Khilafah juga merupakan satu-satunya institusi yang mampu mewujudkan perlindungan terbaik bagi Palestina. Setelah ditaklukkan dan masuk dalam wilayah kekuasaan Khilafah pada masa kepemimpinan Umar Bin Khattab, Palestina senantiasa dalam perlindungan dan pemeliharaan terbaik.
Bahkan meski harus dibayar dengan darah para syuhada. Pada abad ke-12 setelah sempat direbut oleh tentara Salib, Shalahuddin Al Ayyubi dan pasukannya berhasil kembali membebaskan Yerussalem dan menorehkan tinta emas sejarah toleransi dalam kehidupan masyarakat. Berabad kemudian, ketika Yahudi kembali berusaha menguasai tanah Alquds, Sultan Abdul Hamid dengan tegas dan heroik mempertaruhkan nyawanya demi setiap jengkal tanah yang diberkahi itu.
Namun semua itu tidak kita temukan ketika Khilafah sebagai perisai pelindung (junnah) ummat diruntuhkan. Tak hanya Palestina, juga Suriah, Rohingya, Uyghur, dan kaum muslimin di belahan bumi yang lain menangis tanpa tahu hendak mengadu pada siapa. Pantaslah jika Rasulullah saw menyebut pemimpin atau Khalifah itu sebagai perisai.
" Sesungguhnya imam (pemimpin) itu ibarat perisai. Orang-orang berperang di belakangnya, dan berlindung padanya. " (Muttafaq alaih)
Kata junnah digunakan oleh Rasulullah saw dalam hadits lain untuk menganalogikan ibadah puasa. Puasa adalah perisai bagi individu muslim, dan pemimpin –yang menyatukan dan melindungi- adalah perisai bagi ummat Islam seluruhnya.

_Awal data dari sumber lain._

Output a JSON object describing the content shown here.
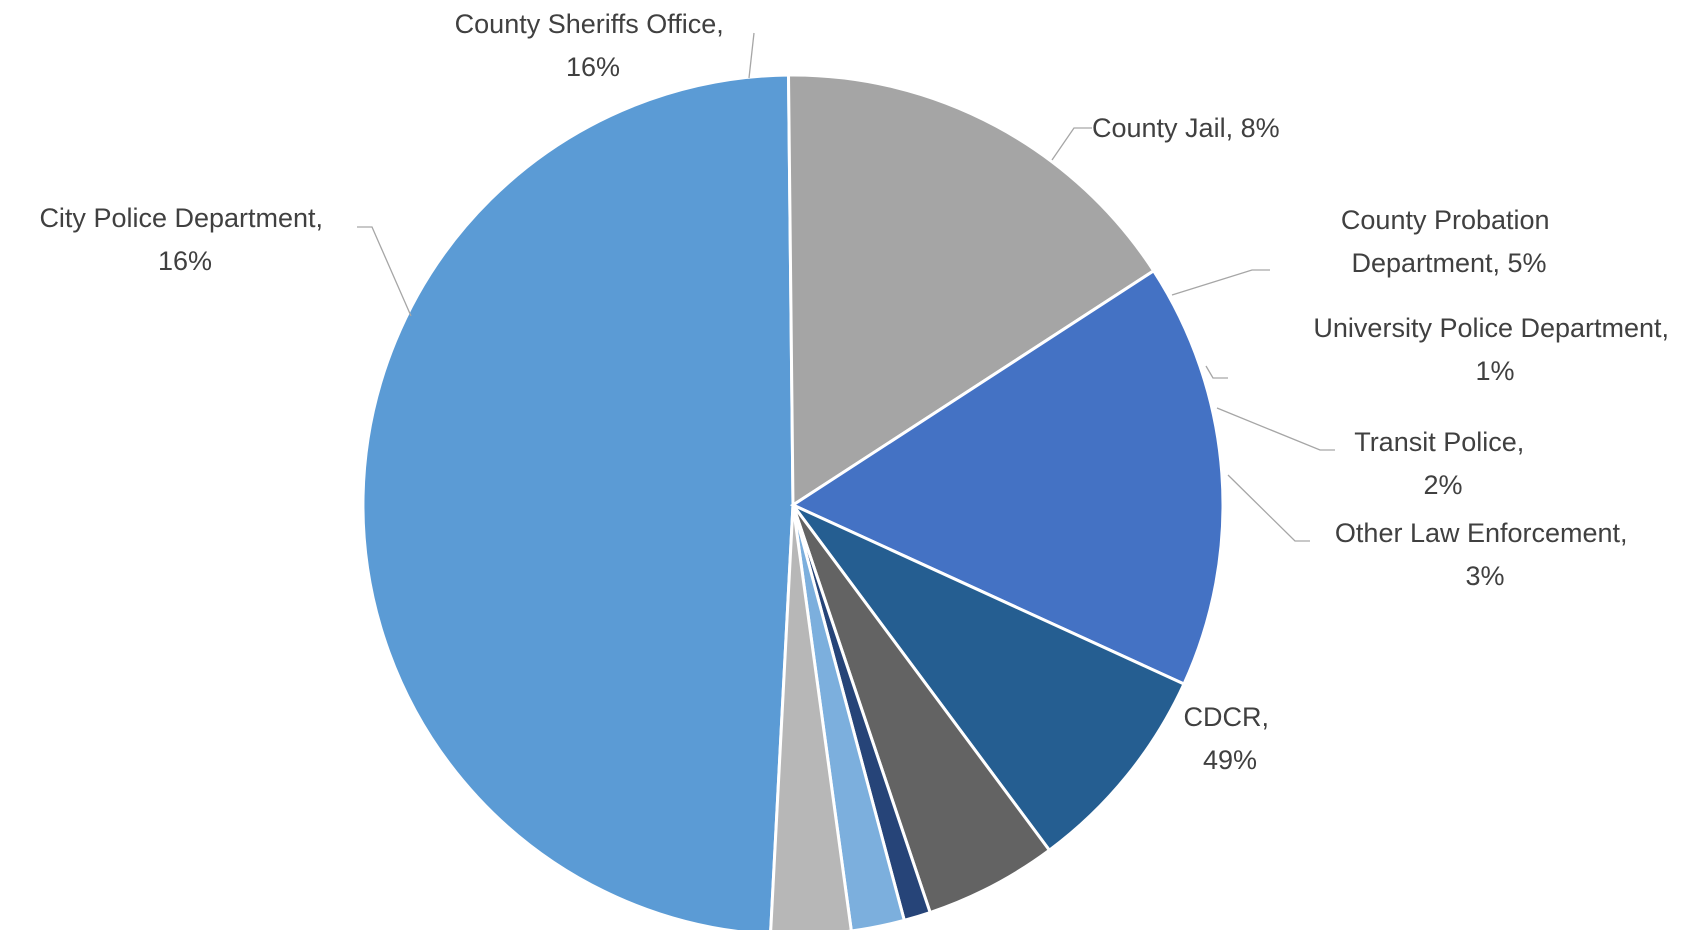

Sebagai ummat yang satu, kita tentu membutuhkan keduanya agar terwujud apa yang Allah firmankan tentang ummat terbaik bagi seluruh manusia. Moment Ramadhan ini menjadi sangat relevan bagi kita untuk mengevaluasi kondisi ini. Perisai individu kita mungkin ada dan berfungsi, tapi bagaimana dengan perisai ummat?

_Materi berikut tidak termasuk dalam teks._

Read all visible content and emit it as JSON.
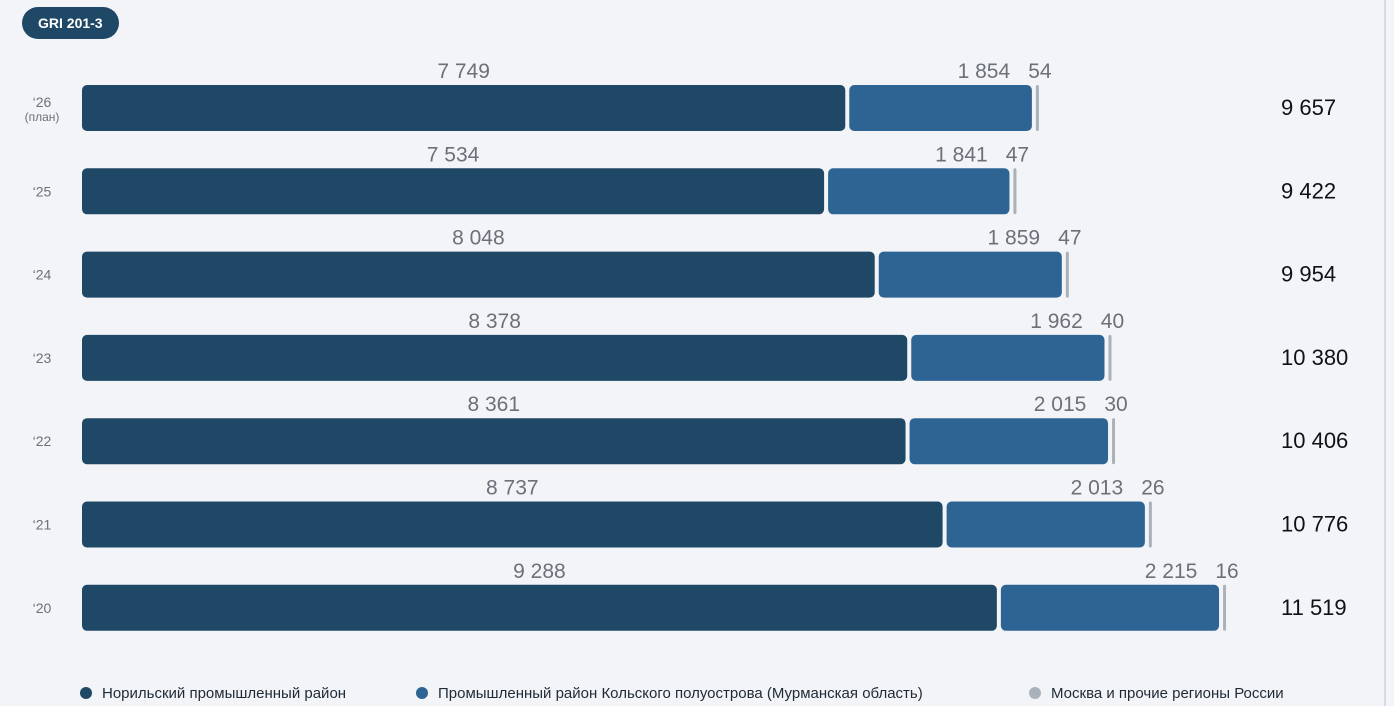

Sebagaimana kemenangan pasukan kaum muslimin pada Perang Hittin untuk merebut kembali Yerussalem terjadi pada bulan Ramadhan, semangat itu harus kita cerap. Bulan Ramadhan adalah bulan penuh kemuliaan dan kebaikan.

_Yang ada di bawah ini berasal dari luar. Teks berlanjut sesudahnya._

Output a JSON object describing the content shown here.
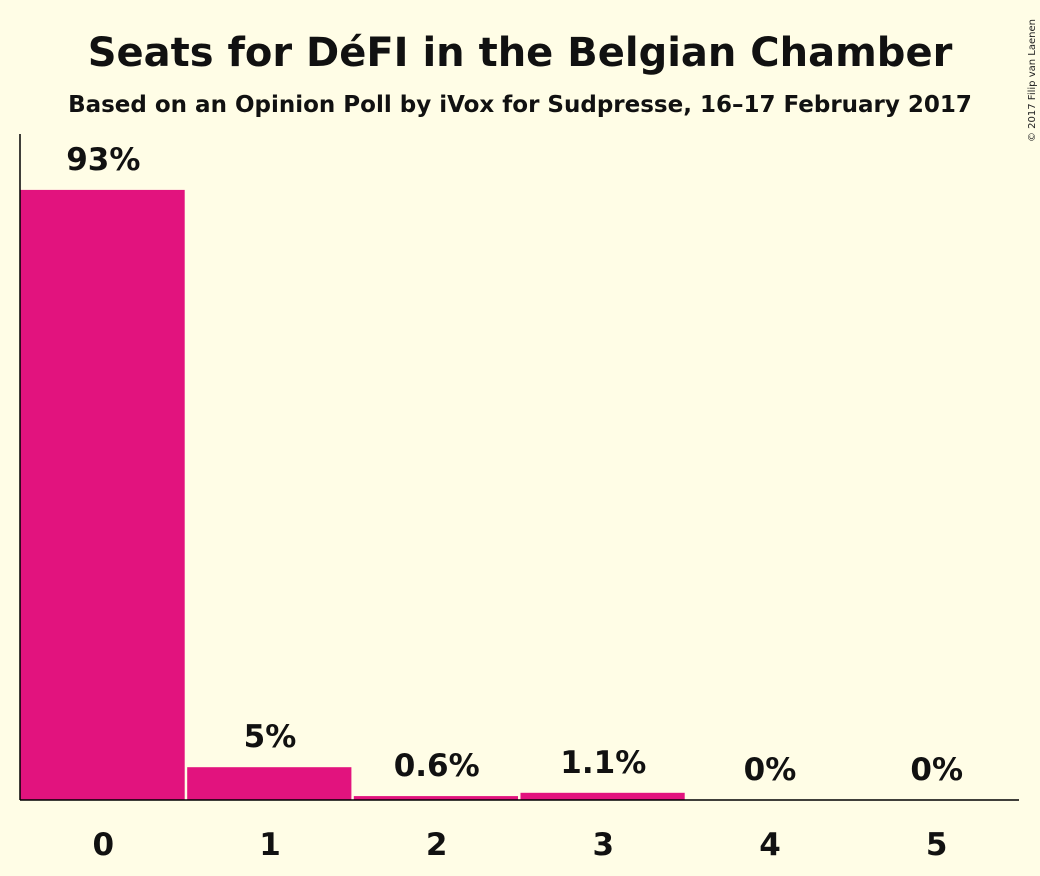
{
  "credit": "© 2017 Filip van Laenen",
  "colors": {
    "background": "#fffde6",
    "bar": "#e2137e",
    "axis": "#000000"
  },
  "chart_data": {
    "type": "bar",
    "title": "Seats for DéFI in the Belgian Chamber",
    "subtitle": "Based on an Opinion Poll by iVox for Sudpresse, 16–17 February 2017",
    "xlabel": "",
    "ylabel": "",
    "categories": [
      "0",
      "1",
      "2",
      "3",
      "4",
      "5"
    ],
    "values": [
      93,
      5,
      0.6,
      1.1,
      0,
      0
    ],
    "labels": [
      "93%",
      "5%",
      "0.6%",
      "1.1%",
      "0%",
      "0%"
    ],
    "ylim": [
      0,
      100
    ],
    "grid": false,
    "legend": "none"
  }
}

Mari jadikan bulan ini sebagai moment perjuangan untuk mengembalikan semua kebaikan dan kemuliaan ummat ini. Mari jadikan Ramadhan ini sebagai Ramadhan terakhir kita menyaksikan penderitaan saudara-saudara kita di Palestina, dan di negeri-negeri yang lain. Mari wujudkan perisai sejati pelindung ummat; Khilafah Islamiyyah.